Harpagon, viens, maintenant, ne force pas les gens à te dire ce qui est inutile, et
consentement, comme moi, à ce double mariage.

HARPAGON : Pour être bien conseillé, je dois voir ma cassette.

CLEANTE : Vous le verrez sain et sauf.

HARPAGON : Je n'ai pas d'argent à donner à mes enfants pour se marier.

ANSELME : Peu importe, j'en ai ; ne te laisse pas troubler par cela. Es-tu satisfait ?

HARPAGON : Oui, à condition que vous me commandiez un nouveau costume pour le mariage.

ANSELME : D'accord ! Allons profiter des bénédictions que ce jour heureux nous apporte.

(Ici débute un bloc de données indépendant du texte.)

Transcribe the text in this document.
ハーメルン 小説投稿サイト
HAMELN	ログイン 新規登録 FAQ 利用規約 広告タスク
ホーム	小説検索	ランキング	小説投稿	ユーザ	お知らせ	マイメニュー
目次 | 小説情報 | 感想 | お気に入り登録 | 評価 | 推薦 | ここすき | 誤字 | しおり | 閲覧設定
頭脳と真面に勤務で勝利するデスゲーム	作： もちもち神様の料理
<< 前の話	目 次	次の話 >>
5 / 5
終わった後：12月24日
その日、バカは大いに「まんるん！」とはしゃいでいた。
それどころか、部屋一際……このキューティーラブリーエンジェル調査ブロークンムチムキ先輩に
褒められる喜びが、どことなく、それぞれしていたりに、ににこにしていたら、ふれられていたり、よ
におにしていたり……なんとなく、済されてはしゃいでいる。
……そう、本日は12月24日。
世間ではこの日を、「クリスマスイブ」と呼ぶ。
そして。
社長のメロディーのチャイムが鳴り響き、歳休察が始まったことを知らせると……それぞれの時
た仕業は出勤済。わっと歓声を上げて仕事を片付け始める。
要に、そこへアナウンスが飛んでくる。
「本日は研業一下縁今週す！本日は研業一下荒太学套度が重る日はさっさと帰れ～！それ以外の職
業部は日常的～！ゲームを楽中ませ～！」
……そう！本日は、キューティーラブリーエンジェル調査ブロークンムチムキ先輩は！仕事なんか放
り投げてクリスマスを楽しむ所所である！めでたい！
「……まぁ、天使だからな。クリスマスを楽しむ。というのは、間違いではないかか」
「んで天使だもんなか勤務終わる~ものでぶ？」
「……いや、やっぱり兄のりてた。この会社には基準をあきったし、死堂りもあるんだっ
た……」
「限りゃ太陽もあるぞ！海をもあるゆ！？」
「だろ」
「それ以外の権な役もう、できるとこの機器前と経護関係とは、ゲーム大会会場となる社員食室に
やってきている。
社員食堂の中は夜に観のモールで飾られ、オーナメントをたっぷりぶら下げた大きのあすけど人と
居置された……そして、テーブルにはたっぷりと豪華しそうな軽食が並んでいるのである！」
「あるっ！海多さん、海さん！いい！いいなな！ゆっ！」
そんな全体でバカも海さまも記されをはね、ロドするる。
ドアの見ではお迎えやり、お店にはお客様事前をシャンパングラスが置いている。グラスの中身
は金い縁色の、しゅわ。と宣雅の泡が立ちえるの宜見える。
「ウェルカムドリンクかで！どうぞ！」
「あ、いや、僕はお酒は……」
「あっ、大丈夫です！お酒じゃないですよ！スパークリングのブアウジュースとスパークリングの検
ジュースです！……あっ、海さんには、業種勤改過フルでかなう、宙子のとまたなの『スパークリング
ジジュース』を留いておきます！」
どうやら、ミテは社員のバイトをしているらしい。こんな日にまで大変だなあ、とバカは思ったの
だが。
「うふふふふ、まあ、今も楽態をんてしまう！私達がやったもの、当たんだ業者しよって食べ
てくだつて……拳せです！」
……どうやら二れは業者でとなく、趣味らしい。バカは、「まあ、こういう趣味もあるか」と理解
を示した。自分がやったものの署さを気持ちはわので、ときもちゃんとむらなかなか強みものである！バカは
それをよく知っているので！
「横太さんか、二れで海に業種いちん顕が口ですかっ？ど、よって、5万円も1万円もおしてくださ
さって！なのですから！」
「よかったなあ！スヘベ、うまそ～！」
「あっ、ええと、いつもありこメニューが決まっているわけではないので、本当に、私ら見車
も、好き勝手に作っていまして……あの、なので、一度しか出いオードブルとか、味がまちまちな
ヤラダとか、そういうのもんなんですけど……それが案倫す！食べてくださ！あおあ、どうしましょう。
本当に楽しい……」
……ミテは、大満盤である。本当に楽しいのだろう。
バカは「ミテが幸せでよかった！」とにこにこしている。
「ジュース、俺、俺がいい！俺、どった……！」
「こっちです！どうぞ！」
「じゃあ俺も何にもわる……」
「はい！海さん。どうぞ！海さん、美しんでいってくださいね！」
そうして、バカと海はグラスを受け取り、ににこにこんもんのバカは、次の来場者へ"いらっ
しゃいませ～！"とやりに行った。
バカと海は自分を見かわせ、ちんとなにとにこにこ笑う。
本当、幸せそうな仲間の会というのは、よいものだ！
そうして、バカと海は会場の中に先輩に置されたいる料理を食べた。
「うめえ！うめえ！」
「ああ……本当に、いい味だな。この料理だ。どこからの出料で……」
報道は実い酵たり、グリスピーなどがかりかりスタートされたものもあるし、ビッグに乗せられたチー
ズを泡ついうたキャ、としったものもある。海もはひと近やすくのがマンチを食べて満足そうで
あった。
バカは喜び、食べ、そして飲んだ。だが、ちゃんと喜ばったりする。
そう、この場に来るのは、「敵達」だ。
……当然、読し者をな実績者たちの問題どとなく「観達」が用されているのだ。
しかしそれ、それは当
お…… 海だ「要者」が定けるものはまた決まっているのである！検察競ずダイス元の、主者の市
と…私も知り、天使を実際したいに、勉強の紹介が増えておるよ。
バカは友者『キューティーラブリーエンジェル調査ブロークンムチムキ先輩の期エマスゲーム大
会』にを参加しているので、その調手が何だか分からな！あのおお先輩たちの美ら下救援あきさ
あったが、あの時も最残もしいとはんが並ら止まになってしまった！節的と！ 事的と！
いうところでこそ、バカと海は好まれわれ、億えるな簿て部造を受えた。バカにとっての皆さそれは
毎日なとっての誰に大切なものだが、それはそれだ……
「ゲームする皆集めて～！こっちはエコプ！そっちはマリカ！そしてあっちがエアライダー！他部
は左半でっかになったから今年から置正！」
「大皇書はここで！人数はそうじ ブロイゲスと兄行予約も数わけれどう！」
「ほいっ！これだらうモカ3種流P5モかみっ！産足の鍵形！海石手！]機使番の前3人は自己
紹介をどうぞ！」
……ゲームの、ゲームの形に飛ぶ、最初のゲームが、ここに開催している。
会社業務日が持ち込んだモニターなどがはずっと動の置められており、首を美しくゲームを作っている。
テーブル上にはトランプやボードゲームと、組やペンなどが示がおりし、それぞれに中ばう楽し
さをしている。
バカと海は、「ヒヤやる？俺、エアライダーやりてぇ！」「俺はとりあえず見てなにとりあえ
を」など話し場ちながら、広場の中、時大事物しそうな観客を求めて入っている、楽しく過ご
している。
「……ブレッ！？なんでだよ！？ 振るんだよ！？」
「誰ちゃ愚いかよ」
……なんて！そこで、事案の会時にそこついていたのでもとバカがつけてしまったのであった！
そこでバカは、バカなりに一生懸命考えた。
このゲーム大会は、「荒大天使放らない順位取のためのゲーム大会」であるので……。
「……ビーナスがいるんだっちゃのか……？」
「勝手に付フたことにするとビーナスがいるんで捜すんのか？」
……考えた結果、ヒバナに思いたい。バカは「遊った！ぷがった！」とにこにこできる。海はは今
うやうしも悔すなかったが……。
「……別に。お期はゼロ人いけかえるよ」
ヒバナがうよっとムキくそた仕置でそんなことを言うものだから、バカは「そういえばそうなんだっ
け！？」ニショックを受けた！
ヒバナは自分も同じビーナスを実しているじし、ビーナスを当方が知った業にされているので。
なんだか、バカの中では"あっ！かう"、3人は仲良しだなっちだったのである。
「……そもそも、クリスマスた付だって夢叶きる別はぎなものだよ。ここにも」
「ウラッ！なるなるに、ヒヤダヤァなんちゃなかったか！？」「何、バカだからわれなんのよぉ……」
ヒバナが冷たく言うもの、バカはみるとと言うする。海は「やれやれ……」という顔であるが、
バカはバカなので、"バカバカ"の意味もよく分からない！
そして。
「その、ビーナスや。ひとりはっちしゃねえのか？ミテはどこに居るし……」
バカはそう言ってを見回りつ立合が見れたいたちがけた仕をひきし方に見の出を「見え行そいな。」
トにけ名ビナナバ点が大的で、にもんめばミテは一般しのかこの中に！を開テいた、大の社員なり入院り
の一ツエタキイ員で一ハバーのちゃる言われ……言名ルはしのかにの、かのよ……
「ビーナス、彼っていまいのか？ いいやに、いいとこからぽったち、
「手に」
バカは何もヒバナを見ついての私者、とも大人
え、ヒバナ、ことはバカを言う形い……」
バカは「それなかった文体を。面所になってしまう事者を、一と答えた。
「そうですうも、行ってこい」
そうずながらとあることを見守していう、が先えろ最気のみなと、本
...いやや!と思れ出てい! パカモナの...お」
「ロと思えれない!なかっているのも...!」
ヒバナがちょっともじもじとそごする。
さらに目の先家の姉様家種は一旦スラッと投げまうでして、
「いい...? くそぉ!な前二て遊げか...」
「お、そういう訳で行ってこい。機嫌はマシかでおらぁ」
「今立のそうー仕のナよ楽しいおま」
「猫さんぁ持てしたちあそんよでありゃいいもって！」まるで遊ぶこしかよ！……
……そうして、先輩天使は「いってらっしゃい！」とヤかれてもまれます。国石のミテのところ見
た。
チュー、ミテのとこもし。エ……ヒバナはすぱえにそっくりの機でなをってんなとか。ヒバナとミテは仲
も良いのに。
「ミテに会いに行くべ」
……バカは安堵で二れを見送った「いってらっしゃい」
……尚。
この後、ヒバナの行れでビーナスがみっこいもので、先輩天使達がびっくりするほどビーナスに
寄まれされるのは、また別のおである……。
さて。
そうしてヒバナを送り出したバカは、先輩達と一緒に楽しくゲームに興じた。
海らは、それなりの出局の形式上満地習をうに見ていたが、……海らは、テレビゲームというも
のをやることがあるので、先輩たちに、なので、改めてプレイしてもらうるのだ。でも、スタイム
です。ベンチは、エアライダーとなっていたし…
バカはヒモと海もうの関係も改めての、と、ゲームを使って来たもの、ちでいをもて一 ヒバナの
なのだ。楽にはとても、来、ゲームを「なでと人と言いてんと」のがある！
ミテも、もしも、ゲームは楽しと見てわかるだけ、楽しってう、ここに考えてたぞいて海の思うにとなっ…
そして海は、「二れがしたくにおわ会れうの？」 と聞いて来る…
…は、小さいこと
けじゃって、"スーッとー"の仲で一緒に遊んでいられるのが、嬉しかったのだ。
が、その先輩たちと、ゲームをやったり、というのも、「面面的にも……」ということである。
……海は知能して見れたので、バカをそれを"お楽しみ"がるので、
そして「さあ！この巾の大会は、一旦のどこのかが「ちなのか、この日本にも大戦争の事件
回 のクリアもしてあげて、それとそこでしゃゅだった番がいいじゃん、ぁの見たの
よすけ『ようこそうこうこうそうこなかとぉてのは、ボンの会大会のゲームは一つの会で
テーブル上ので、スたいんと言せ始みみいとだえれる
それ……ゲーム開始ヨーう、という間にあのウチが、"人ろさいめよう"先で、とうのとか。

POLICIER : Arrêtez, Messieurs, arrêtez ; doucement, s'il vous plaît. Qui va me payer pour mon écriture ?

HARPAGON : Nous n'avons rien à voir avec votre écriture.

AGENT DE POLICE : En effet ! et pourtant, je ne prétends pas l'avoir fait pour rien.

HARPAGON : (montrant MAÎTRE JACQUES). Voici un gars que vous pouvez pendre en paiement !

MAÎTRE JACQUES 2 : Hélas ! que doit-on faire ? Je reçois une bonne raclée pour avoir dit
la vérité, et maintenant ils me pendraient pour avoir menti.

ANSELME : Monsieur Harpagon, vous devez lui pardonner ce morceau d'imposture.

HARPAGON : Vous payerez l'agent alors ?

ANSELME : Qu'il en soit ainsi. Allons vite, mes enfants, partager notre joie avec votre mère !

HARPAGON : Et moi pour voir mon cher coffret.